Combinations of Precision and Recall: F1 Score and Matthews Correlation Coefficient

The formulae of F1 score and Matthews Correlation Coefficient are fairly complicated and will not be shown. Basically, the key differences between them are that

  • F1 score ranges from 0 to 1 whereas Matthews Correlation Coefficient ranges from -1 to 1.
  • F1 score may appear high when a classifier performs poorly but there is class imbalance but Matthews Correlation Coefficient is robust to class imbalance.
  • F1 score is applicable to data sets with three or more classes but Matthews Correlation Coefficient is only for two-class data sets.

Are Under the Curve

Many modelling methods can return a table of class probabilities or scores for each sample belonging to each class.
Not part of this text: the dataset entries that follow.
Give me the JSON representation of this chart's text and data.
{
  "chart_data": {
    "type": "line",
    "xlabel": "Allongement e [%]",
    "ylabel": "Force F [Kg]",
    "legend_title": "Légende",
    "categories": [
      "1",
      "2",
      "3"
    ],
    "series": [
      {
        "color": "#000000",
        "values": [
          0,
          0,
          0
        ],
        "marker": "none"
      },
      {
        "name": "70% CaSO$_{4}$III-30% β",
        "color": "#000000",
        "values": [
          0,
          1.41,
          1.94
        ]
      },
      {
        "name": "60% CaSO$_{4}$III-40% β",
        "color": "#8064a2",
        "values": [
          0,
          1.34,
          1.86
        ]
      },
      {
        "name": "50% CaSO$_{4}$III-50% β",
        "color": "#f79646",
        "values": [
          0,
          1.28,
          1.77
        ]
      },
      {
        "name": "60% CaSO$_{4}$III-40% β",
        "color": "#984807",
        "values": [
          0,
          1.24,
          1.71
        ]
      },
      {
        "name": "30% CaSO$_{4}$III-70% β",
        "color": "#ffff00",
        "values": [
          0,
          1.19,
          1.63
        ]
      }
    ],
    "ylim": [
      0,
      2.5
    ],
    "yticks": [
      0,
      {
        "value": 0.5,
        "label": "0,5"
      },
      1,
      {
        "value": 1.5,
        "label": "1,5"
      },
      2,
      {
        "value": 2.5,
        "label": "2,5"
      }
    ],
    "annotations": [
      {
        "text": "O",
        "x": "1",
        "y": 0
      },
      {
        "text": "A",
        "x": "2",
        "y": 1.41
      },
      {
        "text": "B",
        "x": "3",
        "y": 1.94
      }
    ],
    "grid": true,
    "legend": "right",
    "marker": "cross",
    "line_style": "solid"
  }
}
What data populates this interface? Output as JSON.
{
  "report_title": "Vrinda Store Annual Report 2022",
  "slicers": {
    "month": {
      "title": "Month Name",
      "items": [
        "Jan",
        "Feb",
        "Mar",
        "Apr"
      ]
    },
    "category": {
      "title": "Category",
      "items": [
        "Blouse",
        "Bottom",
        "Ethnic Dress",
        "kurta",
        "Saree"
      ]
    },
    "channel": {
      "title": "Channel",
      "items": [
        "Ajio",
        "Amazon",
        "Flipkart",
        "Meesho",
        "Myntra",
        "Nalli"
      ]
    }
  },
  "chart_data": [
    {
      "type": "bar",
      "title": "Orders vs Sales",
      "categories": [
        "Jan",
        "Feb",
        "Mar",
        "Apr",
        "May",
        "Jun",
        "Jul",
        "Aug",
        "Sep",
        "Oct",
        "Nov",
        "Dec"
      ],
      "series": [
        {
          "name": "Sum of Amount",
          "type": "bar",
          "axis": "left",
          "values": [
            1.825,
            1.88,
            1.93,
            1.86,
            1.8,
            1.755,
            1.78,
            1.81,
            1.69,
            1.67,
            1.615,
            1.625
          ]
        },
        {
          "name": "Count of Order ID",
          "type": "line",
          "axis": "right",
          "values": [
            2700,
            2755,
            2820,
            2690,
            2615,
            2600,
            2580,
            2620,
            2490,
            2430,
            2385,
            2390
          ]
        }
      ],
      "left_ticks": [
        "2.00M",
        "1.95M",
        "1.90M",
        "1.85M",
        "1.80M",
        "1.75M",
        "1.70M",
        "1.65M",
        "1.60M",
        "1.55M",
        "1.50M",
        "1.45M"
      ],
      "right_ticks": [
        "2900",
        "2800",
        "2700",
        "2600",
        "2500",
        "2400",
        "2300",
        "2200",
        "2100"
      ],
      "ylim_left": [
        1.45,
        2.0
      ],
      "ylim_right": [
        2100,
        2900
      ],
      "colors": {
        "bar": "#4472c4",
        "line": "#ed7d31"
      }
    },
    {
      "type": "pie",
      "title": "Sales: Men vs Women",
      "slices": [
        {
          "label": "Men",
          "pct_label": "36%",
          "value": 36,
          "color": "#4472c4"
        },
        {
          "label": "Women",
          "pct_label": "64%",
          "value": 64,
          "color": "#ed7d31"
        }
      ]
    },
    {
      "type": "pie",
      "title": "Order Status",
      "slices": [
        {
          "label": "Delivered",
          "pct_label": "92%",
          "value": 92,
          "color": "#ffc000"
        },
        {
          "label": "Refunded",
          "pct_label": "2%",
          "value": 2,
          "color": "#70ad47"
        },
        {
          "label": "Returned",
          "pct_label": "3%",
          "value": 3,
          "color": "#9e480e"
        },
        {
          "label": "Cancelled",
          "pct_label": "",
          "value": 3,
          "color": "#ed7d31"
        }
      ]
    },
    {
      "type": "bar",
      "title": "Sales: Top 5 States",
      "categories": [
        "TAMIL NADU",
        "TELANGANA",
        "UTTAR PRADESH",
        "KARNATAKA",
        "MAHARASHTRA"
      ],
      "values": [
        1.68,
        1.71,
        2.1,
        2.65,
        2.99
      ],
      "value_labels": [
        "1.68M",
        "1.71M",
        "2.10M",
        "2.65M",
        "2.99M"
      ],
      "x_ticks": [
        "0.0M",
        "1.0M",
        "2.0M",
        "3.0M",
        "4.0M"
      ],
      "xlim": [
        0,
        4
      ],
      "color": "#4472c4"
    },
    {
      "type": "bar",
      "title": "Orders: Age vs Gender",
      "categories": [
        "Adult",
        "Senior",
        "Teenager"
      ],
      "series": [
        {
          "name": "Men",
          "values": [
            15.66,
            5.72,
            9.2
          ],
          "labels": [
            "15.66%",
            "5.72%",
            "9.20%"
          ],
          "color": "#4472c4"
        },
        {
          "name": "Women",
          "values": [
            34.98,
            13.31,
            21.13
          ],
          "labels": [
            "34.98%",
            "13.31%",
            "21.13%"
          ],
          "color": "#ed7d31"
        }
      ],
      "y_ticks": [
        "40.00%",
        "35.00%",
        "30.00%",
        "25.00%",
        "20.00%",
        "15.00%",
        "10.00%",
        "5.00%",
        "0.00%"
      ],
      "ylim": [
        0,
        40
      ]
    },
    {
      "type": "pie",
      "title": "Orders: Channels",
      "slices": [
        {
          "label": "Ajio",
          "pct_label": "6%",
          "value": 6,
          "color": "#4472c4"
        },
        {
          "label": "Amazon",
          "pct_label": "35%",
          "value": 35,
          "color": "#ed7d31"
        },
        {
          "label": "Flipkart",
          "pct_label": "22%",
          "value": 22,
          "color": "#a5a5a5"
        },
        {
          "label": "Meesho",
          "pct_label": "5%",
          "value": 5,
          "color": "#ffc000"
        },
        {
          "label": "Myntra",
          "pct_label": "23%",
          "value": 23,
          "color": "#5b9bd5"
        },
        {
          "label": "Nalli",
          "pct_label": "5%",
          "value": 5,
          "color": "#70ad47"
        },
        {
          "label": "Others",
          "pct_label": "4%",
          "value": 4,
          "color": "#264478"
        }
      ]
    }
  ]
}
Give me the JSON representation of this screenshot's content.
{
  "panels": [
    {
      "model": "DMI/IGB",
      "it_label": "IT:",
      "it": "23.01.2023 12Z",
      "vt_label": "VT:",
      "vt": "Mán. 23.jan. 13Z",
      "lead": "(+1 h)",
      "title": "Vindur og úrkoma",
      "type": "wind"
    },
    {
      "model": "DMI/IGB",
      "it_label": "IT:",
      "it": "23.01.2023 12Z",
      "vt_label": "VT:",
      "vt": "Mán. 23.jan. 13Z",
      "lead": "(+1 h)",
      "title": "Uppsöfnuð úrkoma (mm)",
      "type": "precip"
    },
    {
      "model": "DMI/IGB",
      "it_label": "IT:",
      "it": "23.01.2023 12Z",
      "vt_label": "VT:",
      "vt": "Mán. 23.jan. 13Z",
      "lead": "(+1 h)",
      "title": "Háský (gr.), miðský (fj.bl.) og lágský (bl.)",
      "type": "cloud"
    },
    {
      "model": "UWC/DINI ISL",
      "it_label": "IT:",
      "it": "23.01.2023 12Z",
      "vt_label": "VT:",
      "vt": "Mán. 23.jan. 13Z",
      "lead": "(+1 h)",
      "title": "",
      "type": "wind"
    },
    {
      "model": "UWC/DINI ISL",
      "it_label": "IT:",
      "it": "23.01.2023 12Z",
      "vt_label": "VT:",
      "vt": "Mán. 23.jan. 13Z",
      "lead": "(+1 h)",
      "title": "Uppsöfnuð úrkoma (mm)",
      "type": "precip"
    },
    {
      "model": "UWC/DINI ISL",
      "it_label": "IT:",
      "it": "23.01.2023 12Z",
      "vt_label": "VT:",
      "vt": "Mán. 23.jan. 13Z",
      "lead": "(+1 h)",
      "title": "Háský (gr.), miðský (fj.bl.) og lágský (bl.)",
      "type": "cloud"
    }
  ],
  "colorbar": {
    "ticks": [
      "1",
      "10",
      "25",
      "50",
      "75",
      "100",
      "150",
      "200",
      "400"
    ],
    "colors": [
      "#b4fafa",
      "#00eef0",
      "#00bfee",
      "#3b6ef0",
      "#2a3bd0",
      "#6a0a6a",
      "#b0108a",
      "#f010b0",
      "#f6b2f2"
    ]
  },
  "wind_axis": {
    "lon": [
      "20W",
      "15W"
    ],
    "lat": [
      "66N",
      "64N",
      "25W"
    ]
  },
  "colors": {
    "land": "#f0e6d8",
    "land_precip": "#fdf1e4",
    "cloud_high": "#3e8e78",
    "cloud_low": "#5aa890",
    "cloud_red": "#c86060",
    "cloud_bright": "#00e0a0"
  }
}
For each class, the samples are ordered in decreasing order of the predicted probability and each sample adds to either the true positive rate or false positive rate as it is considered in turn. This generates a curve (really a step function) with the true positive rate on the y-axis and false positive rate on the x-axis. The area underneath this is calculated for each class and averaged to one number for an overall classification performance. A classifier that’s doing no better than guessing at random will have and AUC value of 0.5 and the best value is 1.0.

Survival Outcomes

Predicted outcomes are some kind of risk score.

C-index and Sample-wise C-index

The concordance index, typically written as C-index, is based on pair-wise comparisons of samples. It ranges from 0 to 1 with an uninformative model expected to have a C-index of 0.5. A schematic illustration from Korean Journal of Radiology is:

So, if both samples being compared are censored, they can’t be evaluated. Also, if the sample with the earlier followup time is censored but the later sample is not, the pair also can’t be evaluated. For the comparable pairs, the C-index is simply the number of pairs whose risk scores are agreeable with their actual followup times.

ClassifyR extends C-index to the level of the individual with its unique sample-wise C-index calculation. This performance metric calculates a C-index for each individual in the test set which allows the identification of those individuals who are hard to predict accurately and might be able to be linked to interesting underlying biology or clinical data.